The new responsive design tools and work flows are exciting for elearning authors and many new comers (and some veterans) to the field can see no reason why anyone would consider, much less build, a non-responsive design but there are many instances where a non-responsive design is not only a valid option but the correct choice.
The planned implementation of the course will often determine whether or not the content should to be a non-responsive design. In some instances a client may intend to use the course in a controlled environment such as a computer lab in a prison system. In an instance such as this where there is no consideration for mobile then a non-responsive design is acceptable or even appropriate. Secure or controlled environments aren’t the only instances where a non-responsive design is useful though.
Because Adobe Captivate allows publishing as scalable HTML5 you will sometimes find this a better choice that a true responsive design using breakpoints or fluid boxes. If you author enough content for enough clients you will eventually encounter content that, by its very nature, only works well in a horizontal format whether it’s viewed on a 24-inch monitor or a 5-inch smart phone. In these instances a non-responsive design published as scalable html5 may be the perfect solution. The same approach can be applied to any content that will always be presented horizontally by the LMS regardless of the screen orientation on a mobile device.
If you find yourself authoring a course for use at a school you may find that the administrators and teachers want their students taking the course on computers or tablets but want to discourage the students from taking it on their smartphones. A non-responsive design published as scalable HTML5 is my approach here as well. While this won’t make it impossible the students to complete their course on a phone it will make it far easier to complete on a computer or tablet.

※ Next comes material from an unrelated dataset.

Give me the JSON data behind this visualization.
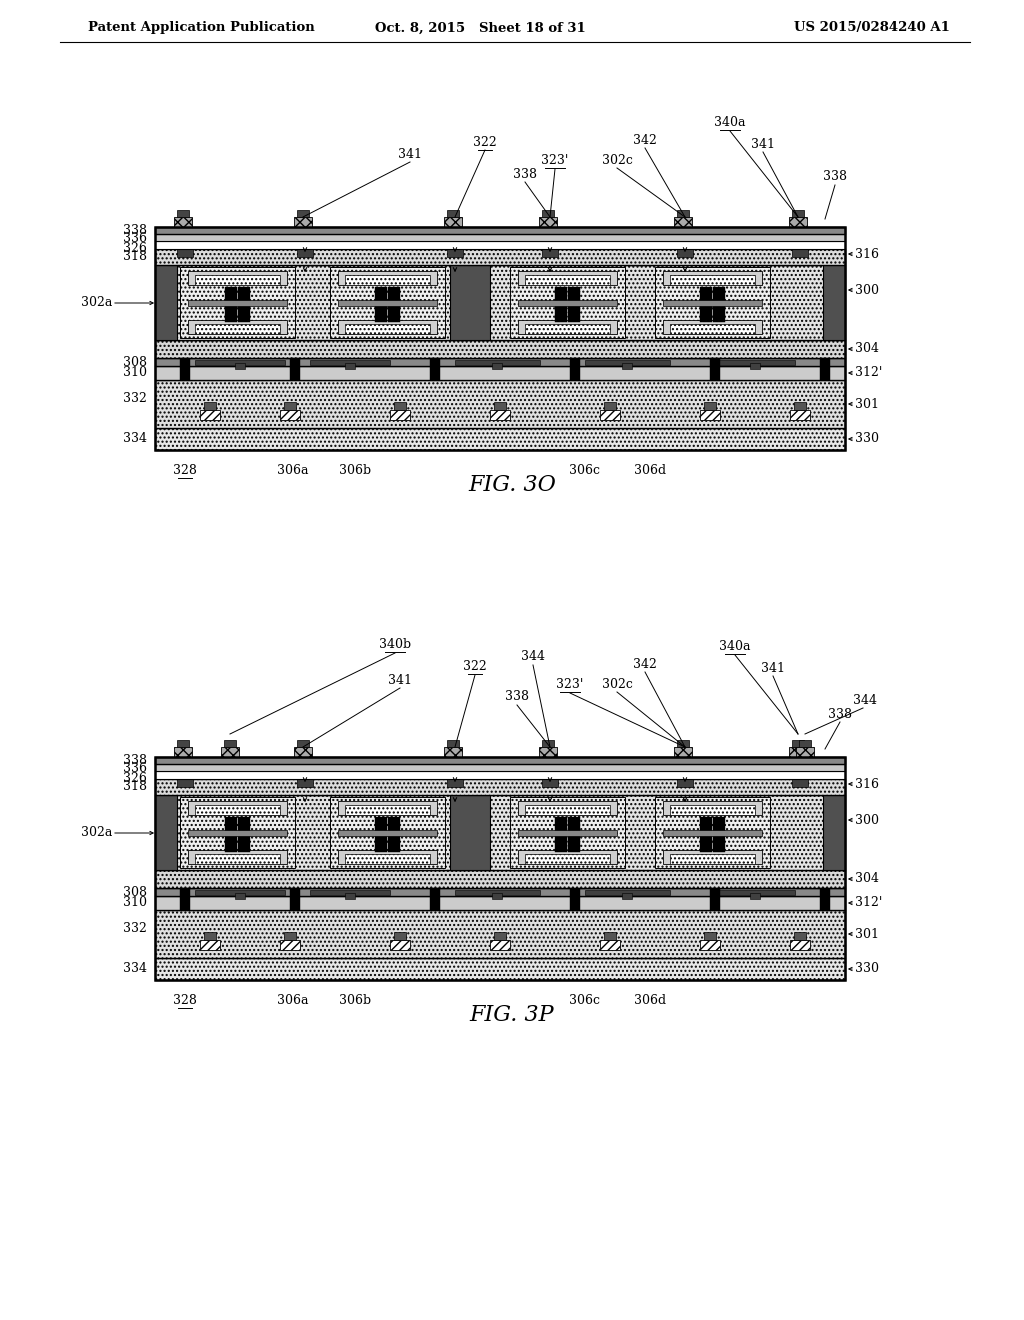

Another thing to consider when deciding whether you want to build a responsive or non-responsive project is whether or not you intend to use Flash in the project. Most newer mobile devices don’t support Flash and using Flash in your project makes the responsive vs. non-responsive debate moot
In conclusion, the next time you are presented with a project don’t fall into the trap of assuming a responsive design is the correct one because it’s the “in” thing (and don’t assume non-responsive is correct either) without reviewing both the implementation and target audience of the course. Both responsive and non-responsive designs have advantages and neither is right for every project.